どこか「避けるべきもの」でいうか、いささかネガティブな印象を伴う概念のように思われる中で、物質的な現象としての死に「積極性」が見出されることに新鮮さを覚えました。

例えば、アポトーシスによって腫瘍の成長が未然に防がれていますが、この仕組みが壊れている細胞は自然死しない、つまり無限に増殖を続けてゆき、やがて「がん細胞」へと変化することが知られています。

個体を正常な状態に保つために「自然死」というメカニズムが組み込まれている。無限の成長に歯止めをかける仕組みが「組織の状態を正常に保つために必要である」ということ。

ふと、組織や社会においては成長の追求に焦点が当たる一方で、「正常な状態とはどのような状態な?」という問いが投げかけられることは少ないのではと思います。

そして、正常な状態を保つための仕組みとしての「自然死」を組織や社会にどのように埋め込むのか。それは世代交代、新陳代謝を促したり、がん細胞(悪性腫瘍)の発生を抑制する効果を期待する意味で必要なはず。

物質的な死ではなく、「役割としての自然死」を積極的に受け入れるには何が必要なのだろう。

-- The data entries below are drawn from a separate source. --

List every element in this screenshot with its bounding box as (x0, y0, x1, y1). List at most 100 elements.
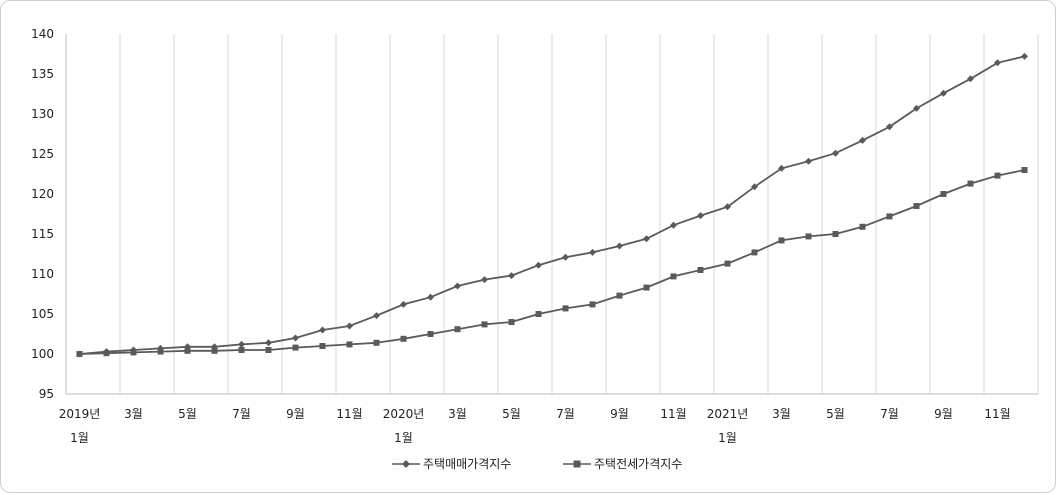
data-point-square (400, 335, 407, 342)
data-point-diamond (427, 293, 434, 301)
y-axis-tick-labels: 95 100 105 110 115 120 125 130 135 140 (31, 27, 54, 401)
data-point-diamond (859, 136, 866, 144)
x-tick-label: 9월 (286, 407, 305, 421)
x-axis-tick-labels: 2019년 1월 3월 5월 7월 9월 11월 2020년 1월 3월 5월 7월 9월 11월 2021… (59, 407, 1011, 445)
data-point-diamond (238, 340, 245, 348)
data-point-square (1021, 167, 1028, 173)
x-tick-label: 7월 (556, 407, 575, 421)
data-point-diamond (940, 89, 947, 97)
data-point-diamond (724, 203, 731, 211)
data-point-square (778, 237, 785, 244)
data-point-square (643, 284, 650, 291)
data-point-diamond (670, 221, 677, 229)
data-point-square (886, 213, 893, 220)
data-point-square (427, 331, 434, 337)
y-tick-label: 135 (31, 67, 54, 81)
x-tick-label: 5월 (826, 407, 845, 421)
x-tick-label: 11월 (984, 407, 1010, 421)
x-tick-label: 7월 (880, 407, 899, 421)
data-point-square (265, 347, 272, 353)
data-point-diamond (805, 157, 812, 165)
series-1 (76, 52, 1028, 358)
data-point-diamond (697, 212, 704, 220)
legend-item-series-2: 주택전세가격지수 (563, 457, 682, 471)
legend: 주택매매가격지수 주택전세가격지수 (392, 457, 682, 471)
data-point-diamond (886, 123, 893, 131)
data-point-square (184, 347, 191, 354)
data-point-square (76, 351, 83, 357)
y-tick-label: 110 (31, 267, 54, 281)
x-tick-label: 9월 (934, 407, 953, 421)
data-point-square (670, 273, 677, 280)
x-tick-label-line2: 1월 (394, 431, 413, 445)
data-point-square (454, 326, 461, 333)
data-point-diamond (913, 104, 920, 112)
y-tick-label: 105 (31, 307, 54, 321)
data-point-square (130, 349, 137, 356)
data-point-square (211, 347, 218, 354)
data-point-square (859, 223, 866, 230)
data-point-diamond (454, 282, 461, 290)
data-point-diamond (373, 312, 380, 320)
data-point-square (832, 231, 839, 237)
axes (65, 34, 1038, 395)
data-point-square (535, 311, 542, 317)
y-tick-label: 130 (31, 107, 54, 121)
data-point-diamond (265, 339, 272, 347)
y-tick-label: 115 (31, 227, 54, 241)
data-point-diamond (616, 242, 623, 250)
x-tick-label: 2020년 (383, 407, 425, 421)
x-tick-label: 3월 (772, 407, 791, 421)
data-point-diamond (400, 300, 407, 308)
series-line-2 (79, 169, 1025, 355)
data-point-square (319, 343, 326, 349)
data-point-diamond (1021, 52, 1028, 60)
data-point-square (913, 203, 920, 209)
x-tick-label: 9월 (610, 407, 629, 421)
y-tick-label: 125 (31, 147, 54, 161)
y-tick-label: 95 (39, 387, 54, 401)
data-point-square (940, 191, 947, 197)
y-tick-label: 120 (31, 187, 54, 201)
legend-diamond-marker (402, 460, 410, 468)
data-point-square (103, 350, 110, 357)
x-tick-label-line2: 1월 (70, 431, 89, 445)
data-point-diamond (346, 322, 353, 330)
y-tick-label: 100 (31, 347, 54, 361)
data-point-diamond (508, 272, 515, 280)
grid-lines (119, 34, 1039, 394)
data-point-diamond (589, 248, 596, 256)
data-point-diamond (643, 235, 650, 243)
series-2 (76, 167, 1028, 357)
x-tick-label: 2019년 (59, 407, 101, 421)
data-point-diamond (778, 164, 785, 172)
data-point-diamond (832, 149, 839, 157)
legend-square-marker (573, 460, 581, 468)
legend-label-series-1: 주택매매가격지수 (423, 457, 511, 471)
data-point-square (562, 305, 569, 312)
data-point-square (697, 267, 704, 273)
data-point-square (967, 180, 974, 187)
x-tick-label-line2: 1월 (718, 431, 737, 445)
x-tick-label: 7월 (232, 407, 251, 421)
data-point-square (508, 319, 515, 325)
data-point-diamond (994, 59, 1001, 67)
data-point-diamond (292, 334, 299, 342)
series-lines (76, 52, 1028, 358)
data-point-square (373, 339, 380, 346)
x-tick-label: 3월 (448, 407, 467, 421)
x-tick-label: 3월 (124, 407, 143, 421)
x-tick-label: 11월 (336, 407, 362, 421)
legend-item-series-1: 주택매매가격지수 (392, 457, 511, 471)
legend-label-series-2: 주택전세가격지수 (594, 457, 682, 471)
data-point-square (481, 321, 488, 328)
x-tick-label: 5월 (178, 407, 197, 421)
data-point-diamond (481, 276, 488, 284)
data-point-square (346, 341, 353, 348)
data-point-diamond (751, 183, 758, 191)
data-point-square (157, 348, 164, 355)
x-tick-label: 11월 (660, 407, 686, 421)
data-point-diamond (562, 253, 569, 261)
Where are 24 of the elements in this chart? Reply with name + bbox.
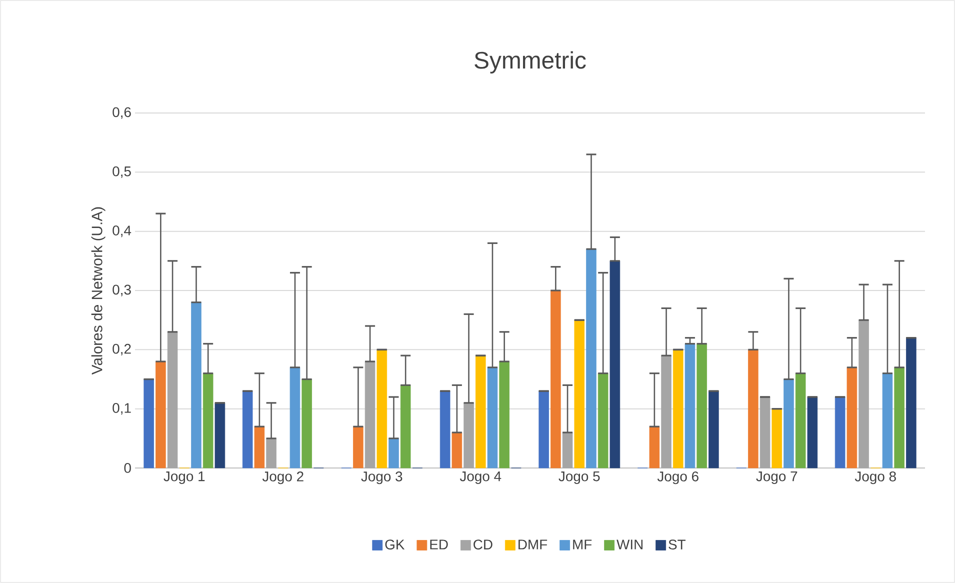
x-tick-label: Jogo 3 <box>361 471 402 484</box>
x-tick-label: Jogo 6 <box>657 471 698 484</box>
y-tick-label: 0,5 <box>112 166 131 178</box>
y-tick-label: 0,3 <box>112 284 131 296</box>
x-tick-label: Jogo 4 <box>460 472 502 484</box>
legend-label: ST <box>668 540 686 550</box>
x-tick-label: Jogo 7 <box>756 472 798 484</box>
y-tick-label: 0,6 <box>112 107 131 119</box>
legend-label: CD <box>474 540 492 550</box>
legend-label: DMF <box>518 540 548 550</box>
y-tick-label: 0 <box>124 463 131 473</box>
legend-label: WIN <box>616 540 642 550</box>
legend-label: GK <box>385 540 405 550</box>
legend-label: MF <box>573 540 592 550</box>
x-tick-label: Jogo 2 <box>262 471 304 484</box>
chart-title: Symmetric <box>474 51 586 74</box>
y-tick-label: 0,2 <box>112 344 131 356</box>
y-axis-title: Valores de Network (U.A) <box>91 207 106 375</box>
y-tick-label: 0,1 <box>112 403 131 415</box>
legend-label: ED <box>430 540 448 550</box>
x-tick-label: Jogo 5 <box>558 472 600 484</box>
x-tick-label: Jogo 8 <box>854 471 896 484</box>
y-tick-label: 0,4 <box>112 226 132 238</box>
x-tick-label: Jogo 1 <box>164 472 205 484</box>
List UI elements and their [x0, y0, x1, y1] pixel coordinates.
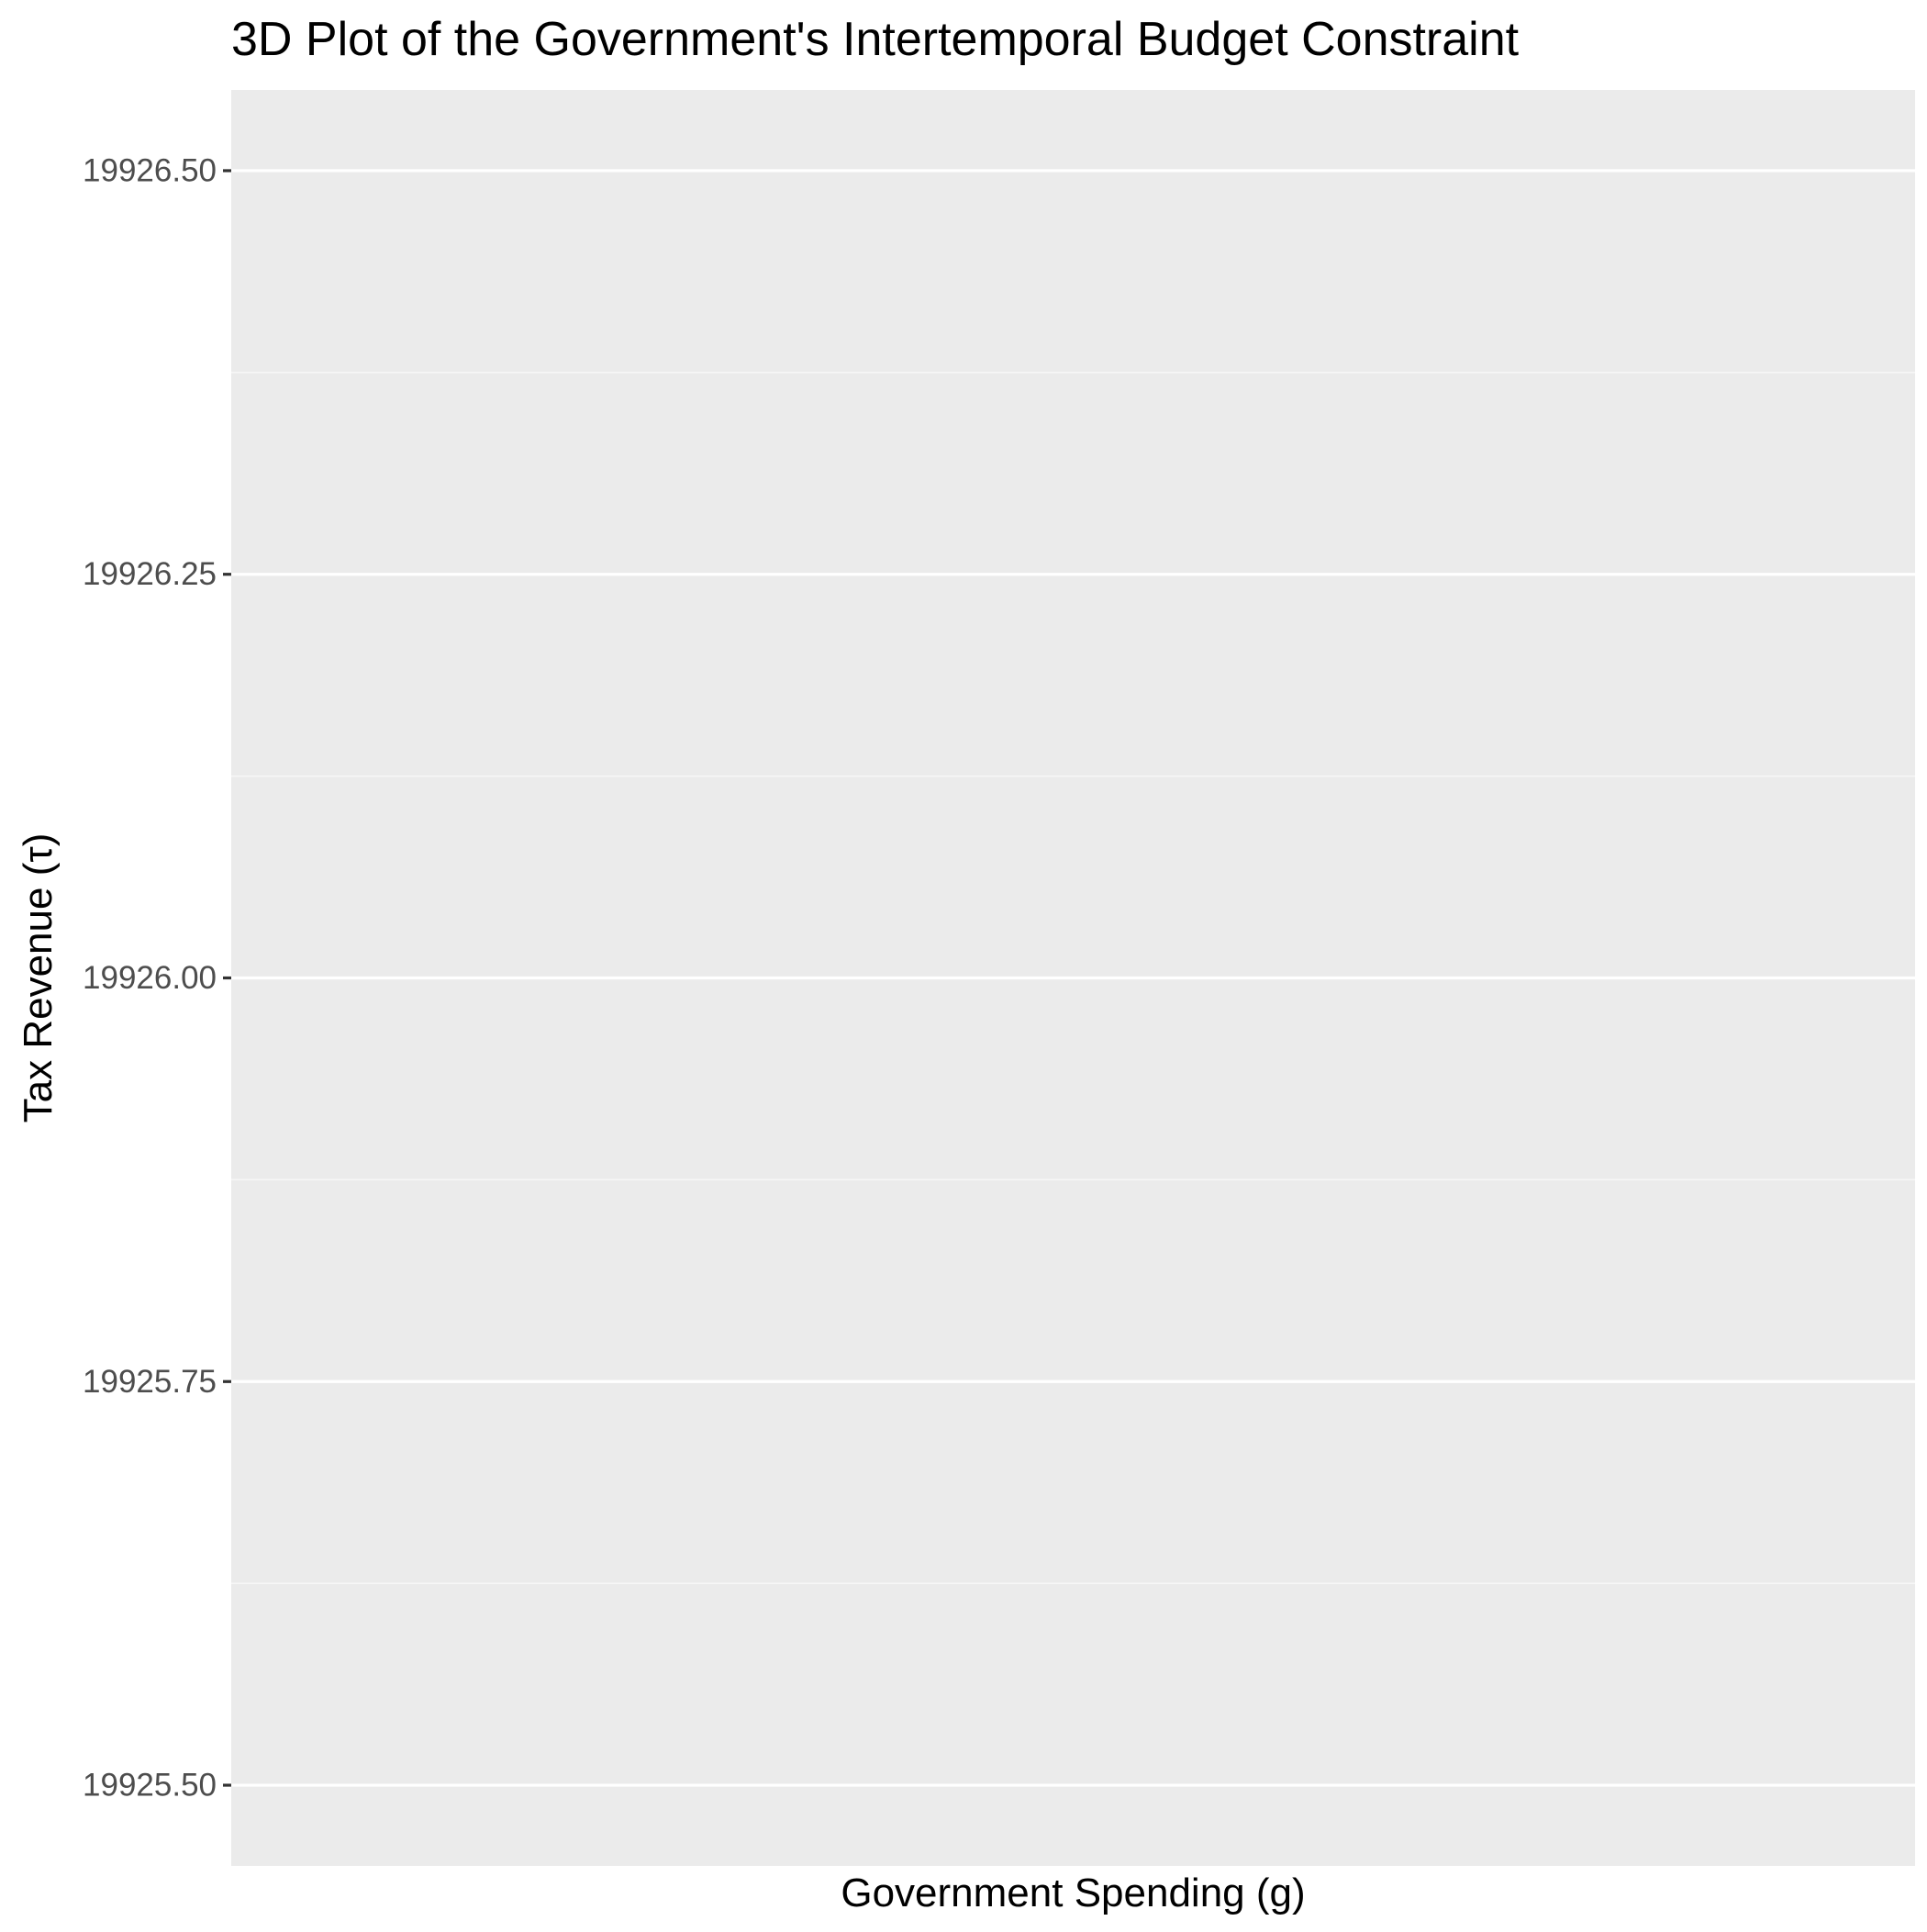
y-tick-label: 19925.50	[83, 1768, 217, 1804]
y-tick-label: 19926.50	[83, 152, 217, 188]
minor-gridlines	[231, 372, 1915, 1584]
y-tick-label: 19926.00	[83, 960, 217, 996]
y-tick-label: 19925.75	[83, 1364, 217, 1400]
y-axis-label: Tax Revenue (τ)	[16, 833, 61, 1123]
x-axis-label: Government Spending (g)	[841, 1871, 1305, 1915]
y-tick-label: 19926.25	[83, 556, 217, 592]
y-axis: 19925.50 19925.75 19926.00 19926.25 19926.50	[83, 152, 231, 1804]
chart-title: 3D Plot of the Government's Intertempora…	[231, 13, 1520, 66]
major-gridlines	[231, 169, 1915, 1787]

生命を学ぶ中で浮かんでくる問いを大切にしたいのです。

体細胞が、体をつくりあげたり、それを維持していく中で、皮膚や血液など細胞の死が重要な役割を果たしている場面がたくさんあることがわかりましたが、個体が生きるための細胞の積極的な死とでも呼ぶべき興味深い現象があります。アポトーシスと呼ばれるこの現象は、細胞のゲノムに死ぬべき時が予め書き込まれており、それに従って細胞が整然と死ぬという現象です。この役割には二つあります。一つは、ある時点で生体にとって不要な細胞を除くことによる全体の制御です。

中村桂子『生命誌とは何か』

発生の時の形づくりの例として、チョウの翅の形成時に起きるアポトーシスを紹介します。サナギから美しいチョウが生まれてくる場面には驚かされますが、サナギの中でチョウの翅は最初からでき上がりの形になっているわけではありません。大雑把な形がつくられ、その後、外側の不要な細胞が死に、切り取られるようにして仕上げが行われるのです。